Me parece que en la alta costura aumenta día a día esa disparidad entre el usuario y el santuario que empieza a dominiar el mundo de la plástica, donde el artista piensa para el museo más que para el posible comprador/degustador. Yo no veo por la calle, y ando mucho, a señoras vestidas hasta los dientes de pirata, tal como las diseña con ingenio experimental John Galliano, ni a muchachas aladas y emplumadas, según propone el otro niño terrible de la moda europea, Alexander Mc Queen (Givenchy sólo vendió el año pasado cinco trajes de los 100 que Galliano había presentado en sus dos colecciones). Naturalmente, al otro lado de la pasarela está el prétá porter, como un llevadero libro de bolsillo para los que no pueden costearse las tapas duras.

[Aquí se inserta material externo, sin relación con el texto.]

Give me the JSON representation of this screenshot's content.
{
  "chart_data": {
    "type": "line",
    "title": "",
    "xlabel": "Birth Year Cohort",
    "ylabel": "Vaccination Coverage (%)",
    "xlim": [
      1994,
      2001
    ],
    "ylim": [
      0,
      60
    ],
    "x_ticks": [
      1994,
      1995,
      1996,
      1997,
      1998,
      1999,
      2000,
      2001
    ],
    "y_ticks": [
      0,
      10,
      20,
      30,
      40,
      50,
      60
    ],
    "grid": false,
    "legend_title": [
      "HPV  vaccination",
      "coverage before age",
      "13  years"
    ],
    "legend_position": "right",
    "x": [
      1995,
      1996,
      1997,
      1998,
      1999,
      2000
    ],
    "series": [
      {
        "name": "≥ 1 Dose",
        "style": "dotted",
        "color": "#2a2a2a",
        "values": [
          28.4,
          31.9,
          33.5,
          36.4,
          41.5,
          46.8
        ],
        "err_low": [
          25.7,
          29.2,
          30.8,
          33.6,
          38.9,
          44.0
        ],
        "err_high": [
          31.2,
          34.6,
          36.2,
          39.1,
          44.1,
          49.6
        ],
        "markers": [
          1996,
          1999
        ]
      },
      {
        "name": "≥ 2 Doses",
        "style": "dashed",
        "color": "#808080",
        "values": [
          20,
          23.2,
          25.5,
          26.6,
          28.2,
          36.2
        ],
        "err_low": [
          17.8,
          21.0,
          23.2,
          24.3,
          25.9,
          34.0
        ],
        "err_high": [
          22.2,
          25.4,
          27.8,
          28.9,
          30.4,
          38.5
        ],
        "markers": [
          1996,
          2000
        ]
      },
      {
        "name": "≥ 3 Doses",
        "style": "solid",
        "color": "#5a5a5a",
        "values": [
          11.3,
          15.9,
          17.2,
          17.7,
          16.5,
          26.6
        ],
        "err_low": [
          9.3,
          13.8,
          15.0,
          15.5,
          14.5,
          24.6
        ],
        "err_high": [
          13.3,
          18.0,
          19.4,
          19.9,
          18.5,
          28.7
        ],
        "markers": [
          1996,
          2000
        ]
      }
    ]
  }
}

Quizá acabe Barthes por tener razón al cabo de 30 años. El aparato mediático que acompaña a la moda está hoy hecho de un lujo de imágenes, palabras y sentidos que funcionan como "sustancia aperitiva" para abrir un apetito consumidor difícilmente saciable. Y así, mientras vemos a los modelos de las grandes firmas con una ropa imposible más que imaginaria, a los seres corrientes les es dificil vestirse con gusto independiente sin caer en la línea masiva de las grandes cadenas, asesinas en serie de lo bien hecho.